|24th of July 2017|
|Farnes et al.|
The radio source W50 is believed to be a shell-like supernova remnant
which is being re-energized by the jets from the micro-quasar SS433.
Farnes et al. used the Australia Telescope
Compact Array to make a new wide-field image of the source.
In order to cover the whole 2-degree by 3-degree extent of the supernova remnant,
a 198 pointing mosaic was observed, in each of the three most compact
array configurarions (H75, H168 and H214).

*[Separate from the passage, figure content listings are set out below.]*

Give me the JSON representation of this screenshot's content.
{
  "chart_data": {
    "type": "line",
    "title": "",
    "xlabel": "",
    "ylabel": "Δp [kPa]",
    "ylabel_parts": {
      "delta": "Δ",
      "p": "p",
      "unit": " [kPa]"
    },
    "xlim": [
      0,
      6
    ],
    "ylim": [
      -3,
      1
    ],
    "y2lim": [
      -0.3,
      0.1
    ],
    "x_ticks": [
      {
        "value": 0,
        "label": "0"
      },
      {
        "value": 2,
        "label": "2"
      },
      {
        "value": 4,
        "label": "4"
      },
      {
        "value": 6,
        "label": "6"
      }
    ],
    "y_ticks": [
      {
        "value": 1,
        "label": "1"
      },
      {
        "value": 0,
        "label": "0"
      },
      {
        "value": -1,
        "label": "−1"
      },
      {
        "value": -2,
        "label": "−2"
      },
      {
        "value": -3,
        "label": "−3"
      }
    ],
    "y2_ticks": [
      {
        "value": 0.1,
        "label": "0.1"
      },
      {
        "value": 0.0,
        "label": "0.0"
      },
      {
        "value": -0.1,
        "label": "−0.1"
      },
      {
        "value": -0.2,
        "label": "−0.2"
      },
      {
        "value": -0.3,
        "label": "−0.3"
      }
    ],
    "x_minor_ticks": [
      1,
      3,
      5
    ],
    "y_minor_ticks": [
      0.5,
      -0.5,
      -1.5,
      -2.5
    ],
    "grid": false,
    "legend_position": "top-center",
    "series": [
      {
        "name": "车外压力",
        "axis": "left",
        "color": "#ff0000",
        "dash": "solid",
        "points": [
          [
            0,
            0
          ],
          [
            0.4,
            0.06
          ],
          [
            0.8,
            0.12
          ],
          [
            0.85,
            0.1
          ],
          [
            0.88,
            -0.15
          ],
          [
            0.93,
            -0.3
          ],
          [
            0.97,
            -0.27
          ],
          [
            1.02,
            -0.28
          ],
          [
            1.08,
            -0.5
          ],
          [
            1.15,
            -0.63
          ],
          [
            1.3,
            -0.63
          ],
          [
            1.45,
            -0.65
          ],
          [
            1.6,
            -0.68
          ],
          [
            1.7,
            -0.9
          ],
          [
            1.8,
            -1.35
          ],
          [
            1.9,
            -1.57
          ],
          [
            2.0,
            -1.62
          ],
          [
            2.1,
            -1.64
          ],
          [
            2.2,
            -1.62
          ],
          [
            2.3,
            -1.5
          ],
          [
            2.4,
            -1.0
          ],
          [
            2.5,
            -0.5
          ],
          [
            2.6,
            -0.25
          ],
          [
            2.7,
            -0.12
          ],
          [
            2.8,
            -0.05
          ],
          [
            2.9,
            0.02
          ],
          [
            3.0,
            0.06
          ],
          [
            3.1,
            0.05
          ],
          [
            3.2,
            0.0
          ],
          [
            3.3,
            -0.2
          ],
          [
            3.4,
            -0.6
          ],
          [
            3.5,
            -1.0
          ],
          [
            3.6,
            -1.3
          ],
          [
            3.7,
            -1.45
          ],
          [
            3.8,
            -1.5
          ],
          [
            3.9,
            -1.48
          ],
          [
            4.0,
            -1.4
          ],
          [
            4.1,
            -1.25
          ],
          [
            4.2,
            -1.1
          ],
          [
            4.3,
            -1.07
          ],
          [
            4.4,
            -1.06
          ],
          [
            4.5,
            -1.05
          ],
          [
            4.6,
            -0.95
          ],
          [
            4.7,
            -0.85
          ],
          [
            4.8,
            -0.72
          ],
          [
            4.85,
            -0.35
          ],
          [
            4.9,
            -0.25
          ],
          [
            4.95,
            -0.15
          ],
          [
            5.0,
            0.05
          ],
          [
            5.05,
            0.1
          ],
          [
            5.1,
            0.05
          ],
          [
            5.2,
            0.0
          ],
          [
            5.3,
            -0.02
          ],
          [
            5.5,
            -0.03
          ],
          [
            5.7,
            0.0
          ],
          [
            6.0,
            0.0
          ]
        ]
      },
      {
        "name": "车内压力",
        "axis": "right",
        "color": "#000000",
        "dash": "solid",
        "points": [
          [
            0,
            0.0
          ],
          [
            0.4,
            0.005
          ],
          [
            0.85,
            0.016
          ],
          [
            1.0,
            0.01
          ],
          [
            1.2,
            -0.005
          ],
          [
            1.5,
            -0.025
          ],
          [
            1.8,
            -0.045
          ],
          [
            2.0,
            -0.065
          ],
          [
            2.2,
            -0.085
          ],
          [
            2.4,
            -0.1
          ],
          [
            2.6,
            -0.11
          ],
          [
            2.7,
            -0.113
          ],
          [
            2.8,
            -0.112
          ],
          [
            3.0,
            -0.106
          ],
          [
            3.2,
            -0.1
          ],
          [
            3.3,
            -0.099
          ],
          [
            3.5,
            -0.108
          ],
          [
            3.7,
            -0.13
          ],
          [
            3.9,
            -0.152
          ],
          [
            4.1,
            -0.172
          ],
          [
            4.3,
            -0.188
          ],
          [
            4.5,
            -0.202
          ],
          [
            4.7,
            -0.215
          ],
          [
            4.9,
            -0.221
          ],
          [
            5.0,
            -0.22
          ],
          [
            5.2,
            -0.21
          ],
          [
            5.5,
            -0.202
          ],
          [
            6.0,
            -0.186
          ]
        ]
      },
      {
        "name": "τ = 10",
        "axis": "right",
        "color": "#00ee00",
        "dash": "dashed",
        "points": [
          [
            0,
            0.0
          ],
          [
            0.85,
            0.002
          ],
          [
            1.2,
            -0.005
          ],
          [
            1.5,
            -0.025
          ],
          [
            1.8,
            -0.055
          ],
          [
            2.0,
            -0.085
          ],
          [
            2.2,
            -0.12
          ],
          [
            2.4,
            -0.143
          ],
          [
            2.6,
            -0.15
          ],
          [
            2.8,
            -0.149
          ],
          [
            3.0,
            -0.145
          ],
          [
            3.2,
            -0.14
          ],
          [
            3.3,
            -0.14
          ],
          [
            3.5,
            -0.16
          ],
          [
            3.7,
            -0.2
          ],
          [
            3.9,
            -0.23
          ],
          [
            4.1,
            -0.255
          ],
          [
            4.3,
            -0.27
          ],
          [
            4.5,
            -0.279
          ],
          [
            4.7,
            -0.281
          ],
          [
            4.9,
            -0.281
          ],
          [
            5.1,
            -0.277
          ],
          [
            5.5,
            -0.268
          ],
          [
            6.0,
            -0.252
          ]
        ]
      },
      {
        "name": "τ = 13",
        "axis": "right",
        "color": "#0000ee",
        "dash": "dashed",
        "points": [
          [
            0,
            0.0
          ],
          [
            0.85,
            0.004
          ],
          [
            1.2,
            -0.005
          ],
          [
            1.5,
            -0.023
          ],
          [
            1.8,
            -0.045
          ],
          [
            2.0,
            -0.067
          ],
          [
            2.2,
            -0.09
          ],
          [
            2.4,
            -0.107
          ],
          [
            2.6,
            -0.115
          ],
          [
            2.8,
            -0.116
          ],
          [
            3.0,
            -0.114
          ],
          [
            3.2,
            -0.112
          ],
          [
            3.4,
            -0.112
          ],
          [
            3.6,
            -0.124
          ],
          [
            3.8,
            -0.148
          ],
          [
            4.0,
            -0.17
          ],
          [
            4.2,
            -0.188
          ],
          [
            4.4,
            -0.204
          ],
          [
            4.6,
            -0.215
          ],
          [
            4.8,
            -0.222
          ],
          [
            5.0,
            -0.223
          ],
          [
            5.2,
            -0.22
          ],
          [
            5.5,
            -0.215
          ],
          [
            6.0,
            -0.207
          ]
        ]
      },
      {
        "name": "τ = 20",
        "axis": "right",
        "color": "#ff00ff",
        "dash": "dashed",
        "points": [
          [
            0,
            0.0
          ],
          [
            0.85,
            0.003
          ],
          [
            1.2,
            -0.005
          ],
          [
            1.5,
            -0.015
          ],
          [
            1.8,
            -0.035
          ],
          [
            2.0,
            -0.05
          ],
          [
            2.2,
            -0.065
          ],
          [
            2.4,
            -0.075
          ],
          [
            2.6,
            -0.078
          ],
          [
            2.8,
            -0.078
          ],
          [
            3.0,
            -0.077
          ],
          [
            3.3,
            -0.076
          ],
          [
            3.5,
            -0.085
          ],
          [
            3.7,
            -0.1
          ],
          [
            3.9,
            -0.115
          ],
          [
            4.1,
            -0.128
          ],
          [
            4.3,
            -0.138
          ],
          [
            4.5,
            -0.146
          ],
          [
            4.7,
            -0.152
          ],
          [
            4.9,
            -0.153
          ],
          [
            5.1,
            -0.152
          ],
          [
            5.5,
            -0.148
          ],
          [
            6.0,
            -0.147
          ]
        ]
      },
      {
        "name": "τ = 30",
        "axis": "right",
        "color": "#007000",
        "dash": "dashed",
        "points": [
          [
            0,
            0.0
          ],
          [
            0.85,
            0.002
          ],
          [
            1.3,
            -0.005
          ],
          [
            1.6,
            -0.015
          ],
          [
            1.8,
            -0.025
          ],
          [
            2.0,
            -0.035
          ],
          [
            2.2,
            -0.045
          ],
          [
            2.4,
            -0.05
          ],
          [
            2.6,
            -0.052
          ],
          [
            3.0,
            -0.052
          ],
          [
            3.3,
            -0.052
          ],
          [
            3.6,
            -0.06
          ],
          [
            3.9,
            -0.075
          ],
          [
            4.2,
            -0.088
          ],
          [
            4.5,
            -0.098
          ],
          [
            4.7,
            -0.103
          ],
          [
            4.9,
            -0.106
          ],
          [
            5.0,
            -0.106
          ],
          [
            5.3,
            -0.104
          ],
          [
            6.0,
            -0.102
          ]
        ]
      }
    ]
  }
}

Using information from the polarisation of the radio emission,
an Rotation Measure gradient is detected
across the central region of W50, which is interpreted as a loop
magnetic field with a symmetry axis offset by about 90 degrees to the east–west
jet-alignment axis, and implying that the evolutionary processes of
both the jets and the supernova remnant must be coupled.|
The image above combines data over the frequency range from 1.4 to 3.1
GHz, with an effective bandwidth of 1.7 GHz. There are artefacts
around bright point sources due to the assumption of zero spectral
index during simultaneous imaging. A negative bowl is visible
surrounding the W50/SS433 system due to the gap in the shortest
(u,v)-spacings. The surrounding field-of-view contains several bright
extragalactic radio sources, and additionally the nearby HII region
S74 to the north-west, and one half of the shell of the Galactic SNR
candidate G38.7-1.4 to the south-west. The microquasar SS433 is
clearly visible as the bright compact source at the approximate
geometric centre of the nebula. The pseudo-colour scale is in units of
jansky per beam. The synthesized beam is shown in green to the lower
The paper describing these results has been published in Monthly Notices of the Royal Astronomical Society, vol. 467, p. 4777.